Because it is clear that oligoanuric patients had GFR close to zero and it is more difficult to ascertain eGFR in these patients who maintain UO, we performed a sensitivity analysis excluding those patients with AKI KDIGO stage 3 according to the UO. Generally, the results were maintained, mainly when evaluating the need for RRT (almost 50% of patients with both AKI stage 3 according to the Scr criterion and a KeGFR < 30 ml/min/1.73 m2).
Finally, we also evaluated long-term mortality. Except for groups 1 and 2, there was a clear separation in survival lines according to the classification by AKI KDIGO stage/worst KeGFR. These results emphasize that AKI severity alone does not determine long-term outcome but that an interaction between baseline GFR and AKI severity and the speed of onset of AKI are important to assess both short- and long-term prognosis.

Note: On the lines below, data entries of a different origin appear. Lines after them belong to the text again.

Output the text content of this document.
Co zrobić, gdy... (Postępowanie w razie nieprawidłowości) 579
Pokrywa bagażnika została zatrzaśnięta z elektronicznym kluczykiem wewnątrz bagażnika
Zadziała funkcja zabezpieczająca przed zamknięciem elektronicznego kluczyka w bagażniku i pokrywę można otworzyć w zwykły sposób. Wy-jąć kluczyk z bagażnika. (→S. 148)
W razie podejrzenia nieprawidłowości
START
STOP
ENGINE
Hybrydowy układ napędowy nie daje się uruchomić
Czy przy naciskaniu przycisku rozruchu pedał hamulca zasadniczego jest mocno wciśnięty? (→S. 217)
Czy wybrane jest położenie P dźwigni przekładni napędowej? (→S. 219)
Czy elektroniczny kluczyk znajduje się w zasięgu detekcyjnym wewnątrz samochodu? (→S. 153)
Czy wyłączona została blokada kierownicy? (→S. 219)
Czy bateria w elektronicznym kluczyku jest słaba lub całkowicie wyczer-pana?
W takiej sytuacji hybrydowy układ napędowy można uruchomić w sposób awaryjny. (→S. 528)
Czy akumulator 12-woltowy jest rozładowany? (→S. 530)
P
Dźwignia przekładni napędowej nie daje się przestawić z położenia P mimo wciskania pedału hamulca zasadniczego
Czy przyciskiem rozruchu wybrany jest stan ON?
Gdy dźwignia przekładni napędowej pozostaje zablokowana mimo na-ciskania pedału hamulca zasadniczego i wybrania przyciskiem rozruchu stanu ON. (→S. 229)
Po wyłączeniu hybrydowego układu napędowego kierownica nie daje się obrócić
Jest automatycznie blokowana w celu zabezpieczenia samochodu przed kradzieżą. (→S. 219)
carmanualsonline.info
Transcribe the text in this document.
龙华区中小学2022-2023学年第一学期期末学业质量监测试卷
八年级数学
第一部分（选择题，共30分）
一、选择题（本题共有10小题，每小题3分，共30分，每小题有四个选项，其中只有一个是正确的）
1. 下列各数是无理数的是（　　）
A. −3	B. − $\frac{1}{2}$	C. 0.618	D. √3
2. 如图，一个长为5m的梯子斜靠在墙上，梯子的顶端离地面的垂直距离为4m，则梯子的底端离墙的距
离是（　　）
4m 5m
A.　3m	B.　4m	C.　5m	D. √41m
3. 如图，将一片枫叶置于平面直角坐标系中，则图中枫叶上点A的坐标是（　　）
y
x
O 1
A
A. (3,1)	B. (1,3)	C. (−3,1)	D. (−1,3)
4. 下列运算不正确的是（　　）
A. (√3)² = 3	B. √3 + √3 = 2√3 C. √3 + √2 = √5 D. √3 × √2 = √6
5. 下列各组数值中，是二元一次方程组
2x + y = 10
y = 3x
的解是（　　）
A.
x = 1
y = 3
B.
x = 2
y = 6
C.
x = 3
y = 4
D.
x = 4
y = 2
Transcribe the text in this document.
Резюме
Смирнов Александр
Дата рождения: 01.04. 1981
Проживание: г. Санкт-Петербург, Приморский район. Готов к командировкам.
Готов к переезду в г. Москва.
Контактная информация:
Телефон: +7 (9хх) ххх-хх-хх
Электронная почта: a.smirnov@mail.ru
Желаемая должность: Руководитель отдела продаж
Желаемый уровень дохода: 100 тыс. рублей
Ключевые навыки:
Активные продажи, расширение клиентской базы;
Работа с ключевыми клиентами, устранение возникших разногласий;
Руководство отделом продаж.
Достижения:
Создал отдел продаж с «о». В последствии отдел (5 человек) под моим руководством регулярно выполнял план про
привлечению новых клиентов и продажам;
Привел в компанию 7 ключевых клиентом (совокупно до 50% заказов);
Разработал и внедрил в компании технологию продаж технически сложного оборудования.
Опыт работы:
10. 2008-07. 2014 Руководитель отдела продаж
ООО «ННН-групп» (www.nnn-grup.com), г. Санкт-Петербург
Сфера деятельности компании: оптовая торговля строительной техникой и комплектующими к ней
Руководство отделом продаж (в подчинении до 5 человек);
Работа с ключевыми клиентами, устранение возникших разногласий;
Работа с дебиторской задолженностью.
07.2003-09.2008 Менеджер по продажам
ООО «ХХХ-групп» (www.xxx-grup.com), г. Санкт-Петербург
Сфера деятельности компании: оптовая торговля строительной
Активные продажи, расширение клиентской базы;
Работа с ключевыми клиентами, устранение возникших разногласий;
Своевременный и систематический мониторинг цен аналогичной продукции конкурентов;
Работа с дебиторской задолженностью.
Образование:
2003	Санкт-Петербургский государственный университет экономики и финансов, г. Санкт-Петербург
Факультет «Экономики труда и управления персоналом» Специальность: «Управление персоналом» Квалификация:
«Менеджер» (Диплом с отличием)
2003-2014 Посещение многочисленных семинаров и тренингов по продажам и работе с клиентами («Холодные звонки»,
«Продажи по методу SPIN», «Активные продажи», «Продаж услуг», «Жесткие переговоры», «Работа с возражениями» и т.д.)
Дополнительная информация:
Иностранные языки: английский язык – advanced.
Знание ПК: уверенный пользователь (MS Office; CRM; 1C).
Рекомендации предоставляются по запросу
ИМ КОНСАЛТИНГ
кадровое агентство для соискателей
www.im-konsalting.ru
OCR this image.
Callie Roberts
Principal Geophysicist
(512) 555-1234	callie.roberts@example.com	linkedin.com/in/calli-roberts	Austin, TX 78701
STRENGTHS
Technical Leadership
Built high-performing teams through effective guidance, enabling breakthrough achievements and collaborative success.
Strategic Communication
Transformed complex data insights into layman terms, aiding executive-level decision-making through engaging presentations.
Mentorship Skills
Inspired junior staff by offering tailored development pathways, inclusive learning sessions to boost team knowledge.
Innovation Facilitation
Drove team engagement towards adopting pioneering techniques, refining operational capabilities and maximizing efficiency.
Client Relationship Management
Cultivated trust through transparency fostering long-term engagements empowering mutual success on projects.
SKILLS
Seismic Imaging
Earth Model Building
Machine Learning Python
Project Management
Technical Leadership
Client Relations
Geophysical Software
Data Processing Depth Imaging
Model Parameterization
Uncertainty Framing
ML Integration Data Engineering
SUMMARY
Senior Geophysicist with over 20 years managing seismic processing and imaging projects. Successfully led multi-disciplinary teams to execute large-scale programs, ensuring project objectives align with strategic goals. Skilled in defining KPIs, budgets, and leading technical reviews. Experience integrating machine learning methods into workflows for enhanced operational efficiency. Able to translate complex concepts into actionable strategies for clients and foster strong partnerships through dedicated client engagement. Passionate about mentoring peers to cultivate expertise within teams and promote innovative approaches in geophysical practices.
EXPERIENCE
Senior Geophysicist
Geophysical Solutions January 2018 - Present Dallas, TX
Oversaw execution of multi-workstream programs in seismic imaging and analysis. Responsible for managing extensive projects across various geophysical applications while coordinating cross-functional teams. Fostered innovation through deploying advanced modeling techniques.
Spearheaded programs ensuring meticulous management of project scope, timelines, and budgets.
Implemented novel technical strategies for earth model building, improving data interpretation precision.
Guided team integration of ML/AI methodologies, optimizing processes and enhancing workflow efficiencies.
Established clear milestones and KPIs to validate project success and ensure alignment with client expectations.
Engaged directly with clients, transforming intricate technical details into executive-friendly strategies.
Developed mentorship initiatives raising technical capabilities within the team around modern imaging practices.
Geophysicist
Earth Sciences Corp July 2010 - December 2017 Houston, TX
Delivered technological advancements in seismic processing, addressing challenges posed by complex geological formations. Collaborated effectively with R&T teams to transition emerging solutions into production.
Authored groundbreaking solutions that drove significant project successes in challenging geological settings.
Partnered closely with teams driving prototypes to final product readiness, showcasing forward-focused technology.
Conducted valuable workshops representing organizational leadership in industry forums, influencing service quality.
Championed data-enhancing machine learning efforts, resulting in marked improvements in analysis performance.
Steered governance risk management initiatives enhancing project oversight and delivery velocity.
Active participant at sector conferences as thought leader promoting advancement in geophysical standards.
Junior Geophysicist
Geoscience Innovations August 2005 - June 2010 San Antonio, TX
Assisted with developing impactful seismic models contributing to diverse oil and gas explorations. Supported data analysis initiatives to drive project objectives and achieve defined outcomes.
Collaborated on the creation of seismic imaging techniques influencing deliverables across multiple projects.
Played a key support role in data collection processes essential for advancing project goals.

Our study has several and important limitations. First, and most important, we did not have access to previous SCr measurements thus making it impossible to identify patients with actual previous CKD. To overcome this fact, we performed a sensitivity analysis including only patients with an eGFR > 70 ml/min/1.73 m
2. We considered the lowest SCr available during ICU stay as the baseline, although this approach can inflate the AKI incidence, indicating that such a level is often lower than the most recent outpatient creatinine value [
18]. Another limitation is that it is difficult to determine the actual maximal increase in SCr when eGFR is near zero in critically ill patients and, consequently, the total body water volume as described in the methodology section. Although it has been suggested to limit this increment to 1.7 mg/dl a day [
9,
10], we analyzed a subset of patients with anuria and no RRT to determine the mean value of daily SCr increment (a real measure of maximal SCr increment) and used different means for men and women, although we acknowledge this can change according to obesity status, age, and other factors. While we have identified KeGFR as a prognostic tool in risk stratification regarding the need for RRT and survival, identifying patients at high risk and highlighting the importance of implementing measures that prevent/limits further renal damage [
19], we recognize that, regarding the further practical use of KeGFR for drug dose correction, validation studies using standard GFR measurements (by measuring CrCl or using exogenous substances such as inulin, iohexol, and others) are warranted.